2011 October 05 • Wednesday

Payroll (1961) is a British movie about an armored car heist. I like movies about armored car heists. Payroll wasn't quite as exciting as I had hoped but it has its points of interest. (Le Convoyeur is probably going to be the best armored car heist movie I see this year.)

Most heist movies build up to some kind of snag that forces the thieves to change their plans. This is where Payroll begins.

This gang is all set to steal the £100,000 payroll from, um, some place I can't remember, with the help of an inside man. But the first scene in the movie shows the new armored car company that's taking over the payroll delivery, with a vehicle that's like a tank on wheels in direct radio contact with the police.

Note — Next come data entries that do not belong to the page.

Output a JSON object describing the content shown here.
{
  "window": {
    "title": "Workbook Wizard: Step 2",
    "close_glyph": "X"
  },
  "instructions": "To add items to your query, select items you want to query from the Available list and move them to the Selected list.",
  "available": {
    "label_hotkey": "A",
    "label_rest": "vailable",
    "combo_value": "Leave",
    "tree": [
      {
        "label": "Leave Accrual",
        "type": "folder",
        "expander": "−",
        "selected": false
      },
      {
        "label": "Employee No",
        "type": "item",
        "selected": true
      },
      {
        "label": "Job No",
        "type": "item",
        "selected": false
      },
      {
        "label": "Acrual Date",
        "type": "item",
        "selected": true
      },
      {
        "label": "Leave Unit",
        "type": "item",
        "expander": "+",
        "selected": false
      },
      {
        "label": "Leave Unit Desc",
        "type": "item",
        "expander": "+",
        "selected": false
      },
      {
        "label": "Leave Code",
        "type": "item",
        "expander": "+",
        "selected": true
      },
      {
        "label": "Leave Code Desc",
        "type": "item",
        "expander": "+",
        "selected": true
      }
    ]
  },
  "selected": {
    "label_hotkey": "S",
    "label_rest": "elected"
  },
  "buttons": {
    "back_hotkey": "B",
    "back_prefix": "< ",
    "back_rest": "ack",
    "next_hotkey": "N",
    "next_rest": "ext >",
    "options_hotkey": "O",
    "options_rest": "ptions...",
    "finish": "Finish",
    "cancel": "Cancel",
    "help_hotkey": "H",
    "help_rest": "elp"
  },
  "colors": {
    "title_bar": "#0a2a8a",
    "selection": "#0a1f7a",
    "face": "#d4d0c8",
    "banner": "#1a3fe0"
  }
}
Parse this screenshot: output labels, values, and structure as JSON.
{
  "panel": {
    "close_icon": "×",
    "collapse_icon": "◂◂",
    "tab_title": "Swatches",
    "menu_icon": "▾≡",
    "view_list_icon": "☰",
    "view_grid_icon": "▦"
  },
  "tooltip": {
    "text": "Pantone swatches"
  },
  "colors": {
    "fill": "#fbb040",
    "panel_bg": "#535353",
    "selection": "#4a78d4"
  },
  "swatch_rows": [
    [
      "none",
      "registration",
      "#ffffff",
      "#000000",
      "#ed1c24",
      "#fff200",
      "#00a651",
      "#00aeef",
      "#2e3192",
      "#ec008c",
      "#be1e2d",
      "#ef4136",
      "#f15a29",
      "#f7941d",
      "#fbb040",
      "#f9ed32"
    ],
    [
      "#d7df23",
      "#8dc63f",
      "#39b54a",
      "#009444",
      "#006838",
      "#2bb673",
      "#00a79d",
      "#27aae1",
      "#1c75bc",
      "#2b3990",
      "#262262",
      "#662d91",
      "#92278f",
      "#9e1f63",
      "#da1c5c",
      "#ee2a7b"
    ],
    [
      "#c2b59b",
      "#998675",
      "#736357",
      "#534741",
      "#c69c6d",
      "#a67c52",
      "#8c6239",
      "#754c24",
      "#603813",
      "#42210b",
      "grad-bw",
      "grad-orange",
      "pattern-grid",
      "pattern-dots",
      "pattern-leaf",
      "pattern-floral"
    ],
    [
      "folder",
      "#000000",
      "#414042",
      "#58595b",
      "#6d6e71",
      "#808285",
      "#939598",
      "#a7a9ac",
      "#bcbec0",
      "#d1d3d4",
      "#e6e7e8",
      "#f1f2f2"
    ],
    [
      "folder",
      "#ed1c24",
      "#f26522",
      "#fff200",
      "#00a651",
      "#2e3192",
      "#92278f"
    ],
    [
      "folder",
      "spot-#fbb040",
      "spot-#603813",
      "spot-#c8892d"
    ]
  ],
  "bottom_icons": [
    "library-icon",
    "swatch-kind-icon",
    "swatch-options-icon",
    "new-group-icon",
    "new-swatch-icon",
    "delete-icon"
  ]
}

The leader of the gang is all efficiency and determination. He's so disciplined and so hard working that he won my sympathy, just as the Jackal in The Day of the Jackal won me over just by being so damn committed.

The heist itself comes in the first half of the film. A closed road and resulting traffic jam threaten to derail the careful plans of the thieves but—with the help of the police, ironically—everybody makes it to their places on time. The armored car is sandwiched between two trucks that ram it over and over again from both sides until it cracks open.

This doesn't work out so well for the people inside. The driver is killed. One of the crooks is killed by the shotgun-armed man in back of the armored car.

This brings us to one of the other points of interest. Despite the usual difficulty of getting the members of the gang to keep cool after the heist, the leader looks like he might get away with it. He certainly doesn't have to worry about the police. In an unusual plot development—especially for the time—the armored car driver's widow takes the law into her own hands.

Even if the crooks get arrested, she figures, they'll just go to jail. And her husband, the father of her children, is dead.

The remaining point of interest was this awesome photocopier, the Thermo Fax Secretary Copying Machine.

Good thing it was only in one scene because it totally stole that scene!